# Tecumseh recoil starter repair



## lazyduck15 (Sep 27, 2011)

Hello everybody

Have some trouble with recoil starter on a vertical Tecumseh TVS90. It is not rewinding back after pulling it. I have checked from outside the mechanism and seems like the coil is still in one piece, but I can not confirm this until I have the chance to open the system and check.
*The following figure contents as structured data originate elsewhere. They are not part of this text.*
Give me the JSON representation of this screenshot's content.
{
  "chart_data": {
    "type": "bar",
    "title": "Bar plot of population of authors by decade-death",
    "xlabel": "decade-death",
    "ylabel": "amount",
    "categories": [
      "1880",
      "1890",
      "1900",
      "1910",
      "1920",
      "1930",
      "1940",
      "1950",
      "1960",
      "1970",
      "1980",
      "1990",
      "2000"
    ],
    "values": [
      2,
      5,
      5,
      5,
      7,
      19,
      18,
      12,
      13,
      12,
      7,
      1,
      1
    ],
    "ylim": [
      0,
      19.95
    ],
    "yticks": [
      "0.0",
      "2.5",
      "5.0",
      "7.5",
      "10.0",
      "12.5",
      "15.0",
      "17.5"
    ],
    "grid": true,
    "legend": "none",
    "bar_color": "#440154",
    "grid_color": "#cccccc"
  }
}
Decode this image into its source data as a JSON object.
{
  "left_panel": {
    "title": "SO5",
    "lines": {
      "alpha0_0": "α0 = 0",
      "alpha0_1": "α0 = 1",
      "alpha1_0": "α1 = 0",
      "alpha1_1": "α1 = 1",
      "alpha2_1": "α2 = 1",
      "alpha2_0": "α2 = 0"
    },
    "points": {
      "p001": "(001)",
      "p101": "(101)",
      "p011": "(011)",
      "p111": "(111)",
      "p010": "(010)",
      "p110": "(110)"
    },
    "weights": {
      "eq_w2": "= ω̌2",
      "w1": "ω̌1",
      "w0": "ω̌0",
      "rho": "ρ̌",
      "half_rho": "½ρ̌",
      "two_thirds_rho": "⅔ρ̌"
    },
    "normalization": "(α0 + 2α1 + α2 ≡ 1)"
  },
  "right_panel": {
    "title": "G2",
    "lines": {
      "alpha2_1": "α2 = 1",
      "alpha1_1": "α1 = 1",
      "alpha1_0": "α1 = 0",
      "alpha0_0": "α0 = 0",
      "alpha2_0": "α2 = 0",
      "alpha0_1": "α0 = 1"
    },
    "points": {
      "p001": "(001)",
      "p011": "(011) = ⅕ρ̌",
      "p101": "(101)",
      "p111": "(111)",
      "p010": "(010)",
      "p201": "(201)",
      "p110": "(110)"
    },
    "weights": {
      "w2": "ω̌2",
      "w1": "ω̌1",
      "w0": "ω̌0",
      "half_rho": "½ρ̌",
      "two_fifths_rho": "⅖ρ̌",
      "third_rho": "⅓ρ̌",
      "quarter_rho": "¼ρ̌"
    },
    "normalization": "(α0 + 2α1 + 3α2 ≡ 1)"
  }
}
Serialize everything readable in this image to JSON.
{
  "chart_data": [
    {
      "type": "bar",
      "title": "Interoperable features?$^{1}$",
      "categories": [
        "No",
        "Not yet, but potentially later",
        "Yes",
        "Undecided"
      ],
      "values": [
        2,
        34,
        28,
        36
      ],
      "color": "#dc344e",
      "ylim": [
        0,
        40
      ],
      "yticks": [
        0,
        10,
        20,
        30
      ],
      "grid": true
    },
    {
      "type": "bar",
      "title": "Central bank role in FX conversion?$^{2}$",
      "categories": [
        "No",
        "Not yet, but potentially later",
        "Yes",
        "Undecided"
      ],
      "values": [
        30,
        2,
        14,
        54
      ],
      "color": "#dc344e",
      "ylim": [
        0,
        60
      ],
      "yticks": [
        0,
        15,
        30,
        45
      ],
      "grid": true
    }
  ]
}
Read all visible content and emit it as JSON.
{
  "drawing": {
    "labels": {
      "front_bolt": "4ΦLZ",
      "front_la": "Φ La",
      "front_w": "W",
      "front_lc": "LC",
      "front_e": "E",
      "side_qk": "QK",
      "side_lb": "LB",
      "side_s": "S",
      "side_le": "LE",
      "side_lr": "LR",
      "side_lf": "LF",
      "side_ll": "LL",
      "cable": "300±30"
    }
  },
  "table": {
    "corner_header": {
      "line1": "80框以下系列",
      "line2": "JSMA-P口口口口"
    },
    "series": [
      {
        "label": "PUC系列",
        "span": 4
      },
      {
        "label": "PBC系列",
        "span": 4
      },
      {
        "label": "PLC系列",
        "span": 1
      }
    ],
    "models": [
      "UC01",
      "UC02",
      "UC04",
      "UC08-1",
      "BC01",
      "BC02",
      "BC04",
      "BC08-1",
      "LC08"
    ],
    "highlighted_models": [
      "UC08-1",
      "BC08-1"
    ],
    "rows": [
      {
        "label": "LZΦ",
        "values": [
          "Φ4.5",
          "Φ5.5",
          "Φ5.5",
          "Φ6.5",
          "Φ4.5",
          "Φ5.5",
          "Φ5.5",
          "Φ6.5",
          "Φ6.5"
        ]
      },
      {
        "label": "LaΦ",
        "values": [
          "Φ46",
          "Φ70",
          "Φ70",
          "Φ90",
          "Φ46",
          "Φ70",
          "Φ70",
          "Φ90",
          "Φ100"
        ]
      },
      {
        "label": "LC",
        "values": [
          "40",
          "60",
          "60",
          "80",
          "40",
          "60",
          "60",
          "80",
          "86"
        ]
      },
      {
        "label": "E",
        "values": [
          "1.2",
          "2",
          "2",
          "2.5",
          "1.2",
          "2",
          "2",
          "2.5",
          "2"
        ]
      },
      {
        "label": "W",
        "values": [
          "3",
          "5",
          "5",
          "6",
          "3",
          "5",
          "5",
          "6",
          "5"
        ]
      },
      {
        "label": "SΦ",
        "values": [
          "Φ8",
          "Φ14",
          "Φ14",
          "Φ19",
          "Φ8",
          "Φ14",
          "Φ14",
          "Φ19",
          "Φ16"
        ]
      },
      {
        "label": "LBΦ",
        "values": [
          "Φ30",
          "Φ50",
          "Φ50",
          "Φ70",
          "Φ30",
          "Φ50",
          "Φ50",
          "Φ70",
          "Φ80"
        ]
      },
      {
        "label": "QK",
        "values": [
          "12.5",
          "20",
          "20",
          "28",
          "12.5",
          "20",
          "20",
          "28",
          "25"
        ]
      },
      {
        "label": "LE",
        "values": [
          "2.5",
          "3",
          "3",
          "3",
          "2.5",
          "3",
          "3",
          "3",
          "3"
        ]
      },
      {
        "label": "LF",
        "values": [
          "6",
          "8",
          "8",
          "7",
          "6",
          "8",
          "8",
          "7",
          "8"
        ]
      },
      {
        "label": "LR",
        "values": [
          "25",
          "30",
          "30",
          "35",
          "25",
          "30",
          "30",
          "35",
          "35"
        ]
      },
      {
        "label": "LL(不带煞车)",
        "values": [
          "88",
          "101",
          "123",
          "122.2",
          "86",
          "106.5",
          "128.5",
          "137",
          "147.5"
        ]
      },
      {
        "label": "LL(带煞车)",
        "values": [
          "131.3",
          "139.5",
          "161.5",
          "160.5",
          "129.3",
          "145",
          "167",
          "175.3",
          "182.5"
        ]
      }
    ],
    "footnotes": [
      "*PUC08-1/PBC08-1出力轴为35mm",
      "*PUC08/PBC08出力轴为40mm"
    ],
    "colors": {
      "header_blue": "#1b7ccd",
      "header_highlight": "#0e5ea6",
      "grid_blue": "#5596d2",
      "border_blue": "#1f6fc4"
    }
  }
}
I have no idea as how to open the system.
Does anybody is got some experience with this?. Replacing the whole thing is 100 US cost around my place, so it is not my preferable choice.


----------



## sboricic (Oct 10, 2009)

Here's a link of the same subject I had asked except it was B & S. I'm not sure if there are the same or not but it might give you an idea.
http://www.hobbytalk.com/bbs1/showthread.php?t=303899&highlight=pull


----------



## usmcgrunt (Sep 16, 2007)

Hello and Welcome Lazyduck.Here are the links to the engine repair manual and a couple videos that show the recoil repair.Hope this helps.

Engine Manual-

http://www.barrettsmallengine.com/manual/tecumsehlheadmanual.pdf

Repair Videos-

http://www.youtube.com/profile?user=donyboy73#p/search/6/dHdHsq_uGfQ


----------